Он взглянул на меня с вполне естественным изумлением и настойчиво попросил продолжать. Никто, кроме моей матушки, никогда не слушал меня так внимательно и так долго. Фредерик почти ничего не говорил, лишь изредка бормотал сочувственные или утешительные слова, но его внимание ни на миг не ослабевало. Когда я описывала все пережитое мною на тропе той страшной ночью, он невольно содрогнулся. К собственному своему удивлению, я говорила все свободнее, все откровеннее и под конец поведала даже о том, о чем положила молчать: как я несчастна на Гришем-Ярд и как меня страшит перспектива провести там еще одну зиму.
С минуту мы сидели в молчании, задумчиво уставившись на тарелки с остатками завтрака, который я уже и не помнила, как ела.
— Я вот думаю, — осторожно начал Фредерик, — не объясняется ли ваше появление здесь подавленным настроением, владевшим вами в Лондоне. По вашим словам, все последние дни, которые вы помните, вас не покидала мысль уехать на зиму за границу.
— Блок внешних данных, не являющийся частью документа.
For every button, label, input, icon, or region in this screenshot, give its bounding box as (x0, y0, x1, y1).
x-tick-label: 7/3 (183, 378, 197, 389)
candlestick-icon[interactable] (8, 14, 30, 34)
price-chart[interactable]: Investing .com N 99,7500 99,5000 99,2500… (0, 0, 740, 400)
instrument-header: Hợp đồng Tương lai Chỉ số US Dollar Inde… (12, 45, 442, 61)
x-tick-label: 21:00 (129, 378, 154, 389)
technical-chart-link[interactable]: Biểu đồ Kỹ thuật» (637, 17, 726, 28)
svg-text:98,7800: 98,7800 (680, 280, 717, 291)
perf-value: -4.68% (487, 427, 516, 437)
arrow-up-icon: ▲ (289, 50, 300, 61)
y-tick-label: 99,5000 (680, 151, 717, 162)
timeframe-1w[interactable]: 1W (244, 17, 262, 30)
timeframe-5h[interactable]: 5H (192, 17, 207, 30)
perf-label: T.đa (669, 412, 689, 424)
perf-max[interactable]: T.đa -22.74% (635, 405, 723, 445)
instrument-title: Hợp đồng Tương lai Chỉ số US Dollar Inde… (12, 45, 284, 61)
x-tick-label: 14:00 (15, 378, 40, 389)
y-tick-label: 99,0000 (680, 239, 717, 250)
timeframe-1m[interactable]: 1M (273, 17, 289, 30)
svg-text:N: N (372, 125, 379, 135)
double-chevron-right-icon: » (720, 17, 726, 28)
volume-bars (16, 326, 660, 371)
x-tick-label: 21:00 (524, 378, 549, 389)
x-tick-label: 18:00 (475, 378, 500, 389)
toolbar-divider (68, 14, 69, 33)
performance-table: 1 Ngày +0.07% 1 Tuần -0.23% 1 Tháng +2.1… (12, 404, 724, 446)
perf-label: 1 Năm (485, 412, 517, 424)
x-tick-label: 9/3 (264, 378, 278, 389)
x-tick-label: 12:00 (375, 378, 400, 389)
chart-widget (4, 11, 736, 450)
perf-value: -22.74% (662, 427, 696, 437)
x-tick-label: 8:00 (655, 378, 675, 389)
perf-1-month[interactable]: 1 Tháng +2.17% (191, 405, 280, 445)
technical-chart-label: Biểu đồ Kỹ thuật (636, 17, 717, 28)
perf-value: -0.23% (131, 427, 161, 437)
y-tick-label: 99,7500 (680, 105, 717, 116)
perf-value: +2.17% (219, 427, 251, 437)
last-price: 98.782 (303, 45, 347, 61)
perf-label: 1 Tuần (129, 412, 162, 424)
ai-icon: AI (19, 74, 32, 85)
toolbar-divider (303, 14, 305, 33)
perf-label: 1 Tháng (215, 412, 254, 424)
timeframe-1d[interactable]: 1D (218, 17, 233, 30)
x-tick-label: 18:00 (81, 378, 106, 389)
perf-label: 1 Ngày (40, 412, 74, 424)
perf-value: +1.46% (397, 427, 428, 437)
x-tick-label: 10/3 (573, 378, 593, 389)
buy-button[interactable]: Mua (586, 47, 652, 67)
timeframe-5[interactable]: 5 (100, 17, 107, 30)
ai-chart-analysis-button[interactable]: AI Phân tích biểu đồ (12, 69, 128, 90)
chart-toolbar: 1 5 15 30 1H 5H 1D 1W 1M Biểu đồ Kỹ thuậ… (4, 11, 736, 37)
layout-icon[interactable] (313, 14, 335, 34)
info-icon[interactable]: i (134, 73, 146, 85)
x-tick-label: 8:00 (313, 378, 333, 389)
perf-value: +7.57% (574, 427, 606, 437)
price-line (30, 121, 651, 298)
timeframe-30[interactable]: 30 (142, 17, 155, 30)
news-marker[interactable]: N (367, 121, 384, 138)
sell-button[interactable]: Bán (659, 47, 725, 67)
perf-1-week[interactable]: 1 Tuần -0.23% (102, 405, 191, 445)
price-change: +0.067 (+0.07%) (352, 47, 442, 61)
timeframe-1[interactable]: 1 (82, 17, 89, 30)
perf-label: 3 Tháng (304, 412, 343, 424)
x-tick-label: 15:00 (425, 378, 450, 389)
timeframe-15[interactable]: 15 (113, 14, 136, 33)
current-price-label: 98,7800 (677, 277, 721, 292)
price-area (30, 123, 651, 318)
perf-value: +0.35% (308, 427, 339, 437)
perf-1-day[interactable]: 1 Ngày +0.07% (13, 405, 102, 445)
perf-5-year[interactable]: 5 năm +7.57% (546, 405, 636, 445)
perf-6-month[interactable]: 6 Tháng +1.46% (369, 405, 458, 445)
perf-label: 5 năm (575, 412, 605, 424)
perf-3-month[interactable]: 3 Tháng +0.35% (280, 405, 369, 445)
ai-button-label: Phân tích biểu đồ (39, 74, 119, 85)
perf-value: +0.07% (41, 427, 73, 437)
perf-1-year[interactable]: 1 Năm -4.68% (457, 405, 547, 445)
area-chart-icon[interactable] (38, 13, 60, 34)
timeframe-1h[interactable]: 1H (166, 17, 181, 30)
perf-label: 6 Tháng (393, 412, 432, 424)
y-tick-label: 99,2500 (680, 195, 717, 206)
Давайте предположим, что вы действительно отправились в продолжительное путешествие — когда и куда именно, нам неизвестно, но вы сказали своему дяде не ждать вас, допустим, до нового года. А потом… это всего лишь гипотеза, учтите… потом вы пережили несчастный случай или тяжелое потрясение и потеряли память, причем полностью… поэтому и обзавелись новыми вещами, но после всех трат какие-то деньги у вас все-таки остались. Скорее всего, вы приобрели себе все необходимое в Плимуте, перед тем как отправиться сюда. Почему вы решили назваться Люси Эштон, мы не знаем, — возможно, в глубине сознания вы понимали, что ваш рассудок сильно расстроен. Именно в Плимуте, думается мне, вы проконсультировались у врача, который и порекомендовал вам обратиться в нашу клинику. Благодаря своей отваге и решимости, столь ярко проявившимся той страшной ночью на утесе, вы сумели добраться досюда, но потом крайнее нервное напряжение разрешилось тяжелым припадком, приведшим к частичному восстановлению вашей памяти. Как я уже говорил вчера, если пережитое вами потрясение было… гм… чрезвычайно сильным — тогда понятно, почему у вас до сих пор остается провал в памяти. Если моя догадка верна, объяснение получает также и телеграмма, присланная вашим дядей, который, по вашим словам, всецело поглощен своими торговыми делами, а во всех прочих отношениях невнимателен и даже небрежен. Знать не зная о приключившемся с вами несчастном случае и его последствиях, он наверняка имел в виду: «Ваша пациентка не может быть Джорджиной Феррарс, потому что Джорджина Феррарс в настоящее время путешествует за границей». Однако, стараясь сэкономить на количестве слов, как обычно бывает при составлении телеграмм, ваш дядя написал: «Джорджина Феррарс здесь» — что имело прискорбные для вас последствия. Повторяю, это всего лишь гипотеза, но она, по крайней мере, правдоподобна, вы не находите?